The third section of the policy deals with fixtures and fittings not included under the Building section, plus plant and business equipment not allowed for under the stock section. For this section the sum insured should be the cost to replace, less an allowance for depreciation.

In addition to basic fire and lightning coverage, the policy can be extended to include a number of other events such as hurricane, flood, riot damage and theft (although theft is usually written on a separate policy form). Additional business interruption insurance that may cushion the effects of the loss of income resulting from a major fire or other disaster is also worth considering.

A commercial theft policy covers loss of articles resulting from theft involving forcible entry, and may include the cost of repairing damages to the premises.

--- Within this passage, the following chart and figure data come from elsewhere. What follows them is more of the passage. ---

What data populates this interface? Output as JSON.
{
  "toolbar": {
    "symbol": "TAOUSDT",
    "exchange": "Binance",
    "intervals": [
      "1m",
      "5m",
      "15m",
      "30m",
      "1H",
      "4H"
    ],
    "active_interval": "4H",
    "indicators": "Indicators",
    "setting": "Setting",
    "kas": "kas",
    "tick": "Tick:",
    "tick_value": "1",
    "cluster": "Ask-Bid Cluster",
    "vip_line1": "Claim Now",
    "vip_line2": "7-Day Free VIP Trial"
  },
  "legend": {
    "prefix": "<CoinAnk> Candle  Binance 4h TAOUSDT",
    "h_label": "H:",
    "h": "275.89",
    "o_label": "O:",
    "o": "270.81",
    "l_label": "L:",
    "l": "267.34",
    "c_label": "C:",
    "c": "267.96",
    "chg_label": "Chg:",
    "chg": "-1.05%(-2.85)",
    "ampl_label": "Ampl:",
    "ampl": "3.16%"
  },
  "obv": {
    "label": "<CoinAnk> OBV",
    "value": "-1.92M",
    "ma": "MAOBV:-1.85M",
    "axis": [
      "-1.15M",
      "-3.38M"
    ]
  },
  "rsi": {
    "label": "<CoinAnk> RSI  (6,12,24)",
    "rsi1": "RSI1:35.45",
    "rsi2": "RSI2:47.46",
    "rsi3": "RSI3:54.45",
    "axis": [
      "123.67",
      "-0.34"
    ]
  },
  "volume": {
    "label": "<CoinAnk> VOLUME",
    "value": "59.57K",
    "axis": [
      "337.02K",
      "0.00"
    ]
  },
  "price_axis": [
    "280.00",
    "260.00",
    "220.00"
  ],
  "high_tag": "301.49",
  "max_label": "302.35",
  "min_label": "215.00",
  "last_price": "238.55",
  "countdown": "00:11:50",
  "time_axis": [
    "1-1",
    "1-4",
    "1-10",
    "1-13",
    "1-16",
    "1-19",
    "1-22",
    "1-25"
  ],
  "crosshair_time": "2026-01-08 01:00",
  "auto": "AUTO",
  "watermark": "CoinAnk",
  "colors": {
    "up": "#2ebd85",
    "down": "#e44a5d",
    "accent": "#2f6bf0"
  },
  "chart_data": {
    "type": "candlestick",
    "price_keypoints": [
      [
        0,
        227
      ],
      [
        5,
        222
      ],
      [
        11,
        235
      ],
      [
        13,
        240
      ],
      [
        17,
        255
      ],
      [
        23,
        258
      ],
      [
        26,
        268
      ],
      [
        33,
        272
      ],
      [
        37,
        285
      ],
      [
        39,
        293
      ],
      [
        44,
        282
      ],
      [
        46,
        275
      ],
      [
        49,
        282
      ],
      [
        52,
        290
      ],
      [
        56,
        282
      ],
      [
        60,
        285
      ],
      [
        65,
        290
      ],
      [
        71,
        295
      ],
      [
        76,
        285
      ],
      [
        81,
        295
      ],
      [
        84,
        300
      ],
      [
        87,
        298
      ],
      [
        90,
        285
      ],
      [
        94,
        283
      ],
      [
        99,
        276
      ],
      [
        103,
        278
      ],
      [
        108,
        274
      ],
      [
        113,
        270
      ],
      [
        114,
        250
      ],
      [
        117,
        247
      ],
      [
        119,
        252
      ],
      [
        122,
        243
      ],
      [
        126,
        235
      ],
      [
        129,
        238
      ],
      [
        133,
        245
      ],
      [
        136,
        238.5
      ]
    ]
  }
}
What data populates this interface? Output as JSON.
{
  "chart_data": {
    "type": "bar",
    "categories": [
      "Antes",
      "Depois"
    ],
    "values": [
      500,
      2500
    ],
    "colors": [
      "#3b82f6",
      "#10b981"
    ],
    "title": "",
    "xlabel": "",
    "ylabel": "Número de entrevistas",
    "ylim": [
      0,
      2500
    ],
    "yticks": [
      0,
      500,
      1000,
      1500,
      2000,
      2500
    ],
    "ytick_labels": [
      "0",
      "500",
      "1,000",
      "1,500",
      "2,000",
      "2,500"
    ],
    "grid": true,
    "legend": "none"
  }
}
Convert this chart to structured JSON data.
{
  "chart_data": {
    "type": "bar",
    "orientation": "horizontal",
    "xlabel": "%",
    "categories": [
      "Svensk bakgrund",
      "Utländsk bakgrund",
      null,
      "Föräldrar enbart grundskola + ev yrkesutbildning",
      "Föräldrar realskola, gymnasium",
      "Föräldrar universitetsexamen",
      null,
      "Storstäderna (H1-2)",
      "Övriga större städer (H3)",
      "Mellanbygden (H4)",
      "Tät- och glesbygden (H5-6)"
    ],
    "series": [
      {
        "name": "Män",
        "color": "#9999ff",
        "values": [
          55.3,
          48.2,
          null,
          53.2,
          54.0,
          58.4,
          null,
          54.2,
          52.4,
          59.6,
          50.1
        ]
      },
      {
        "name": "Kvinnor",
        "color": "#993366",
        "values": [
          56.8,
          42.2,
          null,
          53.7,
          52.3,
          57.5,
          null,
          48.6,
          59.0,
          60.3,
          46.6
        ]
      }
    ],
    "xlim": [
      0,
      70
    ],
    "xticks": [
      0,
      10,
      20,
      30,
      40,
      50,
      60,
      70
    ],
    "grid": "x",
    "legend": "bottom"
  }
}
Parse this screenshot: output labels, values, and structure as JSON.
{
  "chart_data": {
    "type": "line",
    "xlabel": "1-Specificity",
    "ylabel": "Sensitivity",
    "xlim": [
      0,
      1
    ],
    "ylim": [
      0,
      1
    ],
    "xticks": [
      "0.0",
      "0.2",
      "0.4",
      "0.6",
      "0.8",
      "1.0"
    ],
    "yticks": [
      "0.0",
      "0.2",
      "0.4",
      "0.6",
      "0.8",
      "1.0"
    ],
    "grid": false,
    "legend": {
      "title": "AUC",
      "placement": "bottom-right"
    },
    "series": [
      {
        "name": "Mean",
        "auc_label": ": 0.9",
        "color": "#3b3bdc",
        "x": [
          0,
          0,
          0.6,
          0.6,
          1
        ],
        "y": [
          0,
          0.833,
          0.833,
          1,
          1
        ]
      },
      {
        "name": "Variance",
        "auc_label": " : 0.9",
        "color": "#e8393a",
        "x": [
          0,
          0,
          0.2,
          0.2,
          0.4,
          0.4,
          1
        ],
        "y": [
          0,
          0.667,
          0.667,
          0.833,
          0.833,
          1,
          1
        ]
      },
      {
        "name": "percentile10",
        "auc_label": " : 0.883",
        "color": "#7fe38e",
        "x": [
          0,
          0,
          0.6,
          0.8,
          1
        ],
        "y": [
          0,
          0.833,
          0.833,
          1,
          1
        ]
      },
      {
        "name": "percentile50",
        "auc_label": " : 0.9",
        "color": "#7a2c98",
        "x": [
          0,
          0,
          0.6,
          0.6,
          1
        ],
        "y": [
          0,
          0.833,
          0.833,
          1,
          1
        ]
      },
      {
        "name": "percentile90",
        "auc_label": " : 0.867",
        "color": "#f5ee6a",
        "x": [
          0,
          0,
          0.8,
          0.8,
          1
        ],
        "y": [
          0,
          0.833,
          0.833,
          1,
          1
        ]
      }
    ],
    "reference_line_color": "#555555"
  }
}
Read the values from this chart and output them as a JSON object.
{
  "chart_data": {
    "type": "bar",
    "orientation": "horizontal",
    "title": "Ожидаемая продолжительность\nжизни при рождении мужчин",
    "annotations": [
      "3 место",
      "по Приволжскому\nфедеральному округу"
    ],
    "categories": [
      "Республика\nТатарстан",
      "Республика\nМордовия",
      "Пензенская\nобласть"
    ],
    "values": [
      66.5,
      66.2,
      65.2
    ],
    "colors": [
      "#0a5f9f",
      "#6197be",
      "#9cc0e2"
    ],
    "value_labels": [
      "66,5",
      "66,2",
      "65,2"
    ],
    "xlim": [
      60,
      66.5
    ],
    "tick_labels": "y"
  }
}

Losses from walk-in thefts or shop lifting would not be covered, and glass damage must be covered under a separate glass policy. Money is also excluded from a Theft policy and should be covered under a specialised money policy.

Other types of policies to consider would cover such things as your liability to your customers or employees to recover losses resulting from an injury suffered on your premises.


Everyone likes to save money, but when it comes to insuring your most valuable assets saving a little now can cost you a great deal later if your insurance doesn't reflect the true replacement value of your home and its contents and you suffer loss or damage.

The basic principle of home and contents insurance is it lets a large group of people pool their money to cover against the possibility of loss or damage so the few people who actually suffer misfortune can draw from that pool to repair or rebuild.

Your insurance rate is set on the premise that the Insurance Company is insuring the whole building, not just the part most likely to be damaged. It follows if the sum insured is less than it should be to fully rebuild your home or to replace your belongings at today's prices, you are determined to be under-insured. You're not making a fair and sufficient contribution to the insurance pool and any recovery from the pool must therefore be in proportion to the amount contributed.

Your policy includes an Average Clause which is standard for the industry. It determines the rate at which your claim may be reduced. For example, if you insure a building for $500,000 and the actual cost of replacing the building at current rates is $600,000, you are under-insured by $100,000 or 16.67% of the actual reinstatement value. Any claim you make will therefore be reduced by this percentage and you are determined to be self-insured for the difference.

Using this formula, if you suffer partial damages valued at $60,000, for example, your claim settlement will be reduced by $10,000 (16.67% of $60,000), and could be further reduced by policy deductibles. You will receive a maximum settlement of $50,000 and will be out-of-pocket for the remainder.

It's an unfortunate fact that most people who under-insure simply underestimate the true value of their home and contents or they fail to recognize the rising replacement value of their property over time and don't increase their policy accordingly.

The basic sum you insure needs to be established correctly to avoid the application of the Average Clause in the event of a loss. We recommend a professional valuation or appraisal be carried out whenever you're taking out a new policy or renewing an existing one. Your N.U.C.A. agent can help you in getting in touch with an independent appraiser.